Dieser ganze Komplex existiert im Film nur als winziger Abglanz. Der Regisseur hat dafür den Showdown auf den Gletscher verlegt, was an sich schon symbolisch ist: Die Wahrheit muss ans Licht des Tages. Sie macht Fanny und den sie liebenden Niemans frei, während Kerkerian sozusagen ihren Schutzengel spielt. Mir gefällt der Filmschluss wesentlich besser als die Ausweglosigkeit, in der die Leben von Niemans und den beiden Schwestern enden. Und wenn das Ende an den Haaren herbeigezogen erscheint, so sollte man sich mal nach dem Realismus der restlichen Geschichte fragen: Sie ist ja lediglich ein Gedankenexperiment des Autors über Genetik und Eugenik.
[SPOILER Ende]
Unterm Strich
Die „purpurnen Flüsse“, die die Verschwörer von Guernon „beherrschen“, sind nicht nur die Blutadern, sondern auch die genetischen Erblinien, die in Guernon manipulativ weitergeführt werden. Eigentlich wollten die Verschwörer ein Ideal erreichen: den „Athlon“ wiedererschaffen, den Athleten mit einem gebildeten Geist. Das ist ihnen ironischerweise auch gelungen: die modernen „Bill Gates“, wie Kommissar Dahmane im Film sagt.

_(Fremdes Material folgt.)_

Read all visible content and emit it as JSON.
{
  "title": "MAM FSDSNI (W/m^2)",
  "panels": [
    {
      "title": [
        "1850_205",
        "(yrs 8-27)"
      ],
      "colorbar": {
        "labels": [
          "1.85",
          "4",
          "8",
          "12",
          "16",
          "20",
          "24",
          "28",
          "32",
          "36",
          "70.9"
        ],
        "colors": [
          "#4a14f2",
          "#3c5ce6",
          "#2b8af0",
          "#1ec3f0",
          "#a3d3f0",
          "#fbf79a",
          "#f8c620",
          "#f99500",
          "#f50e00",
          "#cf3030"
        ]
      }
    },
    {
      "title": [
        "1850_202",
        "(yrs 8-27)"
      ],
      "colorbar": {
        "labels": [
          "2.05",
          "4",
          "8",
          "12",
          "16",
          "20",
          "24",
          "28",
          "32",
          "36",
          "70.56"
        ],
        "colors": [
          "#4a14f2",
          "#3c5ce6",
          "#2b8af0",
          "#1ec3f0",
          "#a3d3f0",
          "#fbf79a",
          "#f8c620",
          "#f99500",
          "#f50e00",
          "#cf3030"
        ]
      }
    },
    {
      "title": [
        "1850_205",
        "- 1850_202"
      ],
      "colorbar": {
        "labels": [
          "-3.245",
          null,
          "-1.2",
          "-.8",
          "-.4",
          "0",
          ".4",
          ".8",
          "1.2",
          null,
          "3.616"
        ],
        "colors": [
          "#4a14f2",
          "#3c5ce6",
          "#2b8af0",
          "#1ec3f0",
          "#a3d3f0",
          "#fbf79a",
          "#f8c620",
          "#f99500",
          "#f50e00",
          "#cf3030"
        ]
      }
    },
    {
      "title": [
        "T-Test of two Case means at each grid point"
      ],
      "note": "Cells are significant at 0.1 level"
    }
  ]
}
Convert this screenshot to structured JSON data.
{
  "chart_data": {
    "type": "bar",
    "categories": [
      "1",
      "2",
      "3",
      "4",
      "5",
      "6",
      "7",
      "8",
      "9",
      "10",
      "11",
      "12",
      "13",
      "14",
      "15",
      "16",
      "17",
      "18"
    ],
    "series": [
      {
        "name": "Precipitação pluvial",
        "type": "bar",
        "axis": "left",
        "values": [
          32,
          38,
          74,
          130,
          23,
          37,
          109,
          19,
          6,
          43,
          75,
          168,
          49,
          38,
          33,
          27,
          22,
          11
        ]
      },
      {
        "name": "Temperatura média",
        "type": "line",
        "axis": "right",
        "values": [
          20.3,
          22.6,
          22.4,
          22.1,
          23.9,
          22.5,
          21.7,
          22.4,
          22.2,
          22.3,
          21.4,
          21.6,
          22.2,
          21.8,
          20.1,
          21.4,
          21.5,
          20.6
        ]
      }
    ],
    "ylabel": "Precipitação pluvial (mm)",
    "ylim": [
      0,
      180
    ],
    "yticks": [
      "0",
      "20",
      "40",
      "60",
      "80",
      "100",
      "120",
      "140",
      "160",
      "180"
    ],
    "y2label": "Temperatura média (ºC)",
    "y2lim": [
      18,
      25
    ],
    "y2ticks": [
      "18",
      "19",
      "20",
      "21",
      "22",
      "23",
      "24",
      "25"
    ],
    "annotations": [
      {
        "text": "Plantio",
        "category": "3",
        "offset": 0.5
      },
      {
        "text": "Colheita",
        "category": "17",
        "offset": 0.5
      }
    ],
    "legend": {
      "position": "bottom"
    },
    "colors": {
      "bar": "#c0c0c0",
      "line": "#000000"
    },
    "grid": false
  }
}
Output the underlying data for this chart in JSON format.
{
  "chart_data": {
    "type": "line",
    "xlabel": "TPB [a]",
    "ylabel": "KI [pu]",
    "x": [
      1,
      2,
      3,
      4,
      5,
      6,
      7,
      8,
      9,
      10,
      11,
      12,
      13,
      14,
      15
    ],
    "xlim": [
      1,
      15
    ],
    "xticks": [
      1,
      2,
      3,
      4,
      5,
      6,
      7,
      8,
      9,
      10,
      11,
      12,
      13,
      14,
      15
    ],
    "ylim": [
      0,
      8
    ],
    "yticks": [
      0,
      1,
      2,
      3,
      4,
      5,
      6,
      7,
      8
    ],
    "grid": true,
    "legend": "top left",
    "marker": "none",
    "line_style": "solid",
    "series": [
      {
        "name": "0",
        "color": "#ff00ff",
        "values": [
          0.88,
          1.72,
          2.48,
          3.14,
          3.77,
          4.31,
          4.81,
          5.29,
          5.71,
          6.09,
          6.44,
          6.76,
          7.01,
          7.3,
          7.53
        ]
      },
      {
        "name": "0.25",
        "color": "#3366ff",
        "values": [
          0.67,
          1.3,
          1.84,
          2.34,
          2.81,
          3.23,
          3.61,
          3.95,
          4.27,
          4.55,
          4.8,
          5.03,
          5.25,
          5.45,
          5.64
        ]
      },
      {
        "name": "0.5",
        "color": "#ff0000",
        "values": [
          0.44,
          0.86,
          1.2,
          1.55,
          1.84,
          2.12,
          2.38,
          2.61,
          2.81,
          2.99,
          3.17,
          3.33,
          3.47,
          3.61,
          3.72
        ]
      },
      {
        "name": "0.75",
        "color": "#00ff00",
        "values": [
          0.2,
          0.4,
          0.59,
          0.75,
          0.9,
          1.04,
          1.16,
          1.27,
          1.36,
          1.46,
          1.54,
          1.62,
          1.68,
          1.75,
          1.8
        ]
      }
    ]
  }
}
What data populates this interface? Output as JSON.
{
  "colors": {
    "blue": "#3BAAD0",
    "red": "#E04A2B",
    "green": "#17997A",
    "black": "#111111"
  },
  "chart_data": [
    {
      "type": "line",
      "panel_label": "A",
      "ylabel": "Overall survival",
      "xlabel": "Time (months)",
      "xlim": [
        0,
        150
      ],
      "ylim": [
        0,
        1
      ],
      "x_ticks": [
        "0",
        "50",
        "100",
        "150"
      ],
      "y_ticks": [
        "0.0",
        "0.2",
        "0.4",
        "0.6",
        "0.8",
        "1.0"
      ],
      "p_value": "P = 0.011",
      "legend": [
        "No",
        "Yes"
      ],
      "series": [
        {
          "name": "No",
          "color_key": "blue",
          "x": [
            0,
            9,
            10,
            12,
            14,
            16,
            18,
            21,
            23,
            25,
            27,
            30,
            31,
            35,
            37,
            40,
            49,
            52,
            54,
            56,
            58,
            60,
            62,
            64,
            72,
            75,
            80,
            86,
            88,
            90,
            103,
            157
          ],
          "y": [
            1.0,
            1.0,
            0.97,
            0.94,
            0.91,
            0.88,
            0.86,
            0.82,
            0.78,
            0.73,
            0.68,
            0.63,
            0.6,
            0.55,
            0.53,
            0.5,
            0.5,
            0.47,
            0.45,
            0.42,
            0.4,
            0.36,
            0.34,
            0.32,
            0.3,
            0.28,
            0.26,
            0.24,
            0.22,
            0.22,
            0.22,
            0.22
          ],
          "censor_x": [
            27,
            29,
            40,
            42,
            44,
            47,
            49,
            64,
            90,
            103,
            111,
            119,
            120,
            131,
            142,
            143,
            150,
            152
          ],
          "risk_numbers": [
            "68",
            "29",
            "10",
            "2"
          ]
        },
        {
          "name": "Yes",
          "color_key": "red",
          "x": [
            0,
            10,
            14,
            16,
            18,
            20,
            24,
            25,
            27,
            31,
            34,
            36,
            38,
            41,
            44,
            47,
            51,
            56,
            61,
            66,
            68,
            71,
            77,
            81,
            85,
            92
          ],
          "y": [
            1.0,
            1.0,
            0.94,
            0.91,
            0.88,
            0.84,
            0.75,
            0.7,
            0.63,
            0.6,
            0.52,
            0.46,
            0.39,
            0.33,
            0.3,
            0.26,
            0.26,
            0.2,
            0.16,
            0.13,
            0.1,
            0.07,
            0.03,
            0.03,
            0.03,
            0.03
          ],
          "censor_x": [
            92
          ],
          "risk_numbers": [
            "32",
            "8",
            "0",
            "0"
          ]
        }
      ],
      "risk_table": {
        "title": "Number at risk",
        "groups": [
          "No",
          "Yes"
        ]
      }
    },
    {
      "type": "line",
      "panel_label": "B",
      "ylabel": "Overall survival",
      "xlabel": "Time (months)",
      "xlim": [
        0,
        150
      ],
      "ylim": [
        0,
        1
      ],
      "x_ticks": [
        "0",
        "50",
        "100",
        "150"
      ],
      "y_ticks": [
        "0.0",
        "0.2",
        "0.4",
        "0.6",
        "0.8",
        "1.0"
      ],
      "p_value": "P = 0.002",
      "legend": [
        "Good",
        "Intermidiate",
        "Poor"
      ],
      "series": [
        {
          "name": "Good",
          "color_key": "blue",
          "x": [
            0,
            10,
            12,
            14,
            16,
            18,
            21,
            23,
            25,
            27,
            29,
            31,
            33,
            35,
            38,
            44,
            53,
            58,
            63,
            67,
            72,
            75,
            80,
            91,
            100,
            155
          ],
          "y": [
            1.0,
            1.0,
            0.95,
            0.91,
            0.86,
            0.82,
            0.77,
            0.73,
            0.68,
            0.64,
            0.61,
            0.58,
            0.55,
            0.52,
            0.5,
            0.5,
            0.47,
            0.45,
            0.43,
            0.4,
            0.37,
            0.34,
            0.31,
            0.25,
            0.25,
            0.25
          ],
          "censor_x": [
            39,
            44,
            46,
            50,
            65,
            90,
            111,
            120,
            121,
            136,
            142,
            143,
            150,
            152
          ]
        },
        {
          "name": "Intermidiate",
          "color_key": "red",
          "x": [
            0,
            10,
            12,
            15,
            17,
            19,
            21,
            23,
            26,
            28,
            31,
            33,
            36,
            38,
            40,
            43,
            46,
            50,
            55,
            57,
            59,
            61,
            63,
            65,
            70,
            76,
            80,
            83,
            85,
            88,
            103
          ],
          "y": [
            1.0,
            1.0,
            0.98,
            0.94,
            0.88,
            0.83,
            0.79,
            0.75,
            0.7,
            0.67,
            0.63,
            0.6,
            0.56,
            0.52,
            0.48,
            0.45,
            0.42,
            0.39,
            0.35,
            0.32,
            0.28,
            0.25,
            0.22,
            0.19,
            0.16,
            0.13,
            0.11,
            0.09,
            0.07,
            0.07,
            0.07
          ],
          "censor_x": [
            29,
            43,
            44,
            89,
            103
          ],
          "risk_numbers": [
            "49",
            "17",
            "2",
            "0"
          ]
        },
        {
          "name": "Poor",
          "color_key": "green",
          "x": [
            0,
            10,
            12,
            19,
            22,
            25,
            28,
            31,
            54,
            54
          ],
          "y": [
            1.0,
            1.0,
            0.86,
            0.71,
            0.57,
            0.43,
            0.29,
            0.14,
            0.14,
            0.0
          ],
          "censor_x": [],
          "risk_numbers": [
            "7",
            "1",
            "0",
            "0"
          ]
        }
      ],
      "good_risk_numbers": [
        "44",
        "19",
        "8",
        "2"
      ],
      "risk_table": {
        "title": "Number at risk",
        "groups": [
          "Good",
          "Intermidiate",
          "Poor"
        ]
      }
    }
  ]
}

Leider ist etwas schief gelaufen und nun ein Preis zu zahlen. In dieser Hinsicht unterscheidet sich der Roman nicht sehr von moralischen Märchen über verrückte Wissenschaftler, die in B-Filmen der fünfziger Jahre in amerikanischen Matinee-Kinos zu sehen waren. Doch diesmal erfolgt die Rache auf eine so vertrackte Weise, noch dazu von Seiten der Frauen, dass sich das Buch über die Masse der B-Movies erhebt und sich dem Niveau von „Das Schweigen der Lämmer“ annähert. Der Film erreicht dieses Niveau nicht ganz, keine Frage, aber das Buch, das man nun auch hören kann, ist schon verdammt nah am Hannibal-Level dran. Dass die Hintergrundstory so verzwickt ist, daran trägt der Autor die Schuld. Am besten macht man sich ein paar Notizen, um den Überblick zu behalten.
Taschenbuch: 413 Seiten
Originaltitel: Les rivières pourpres, 1997.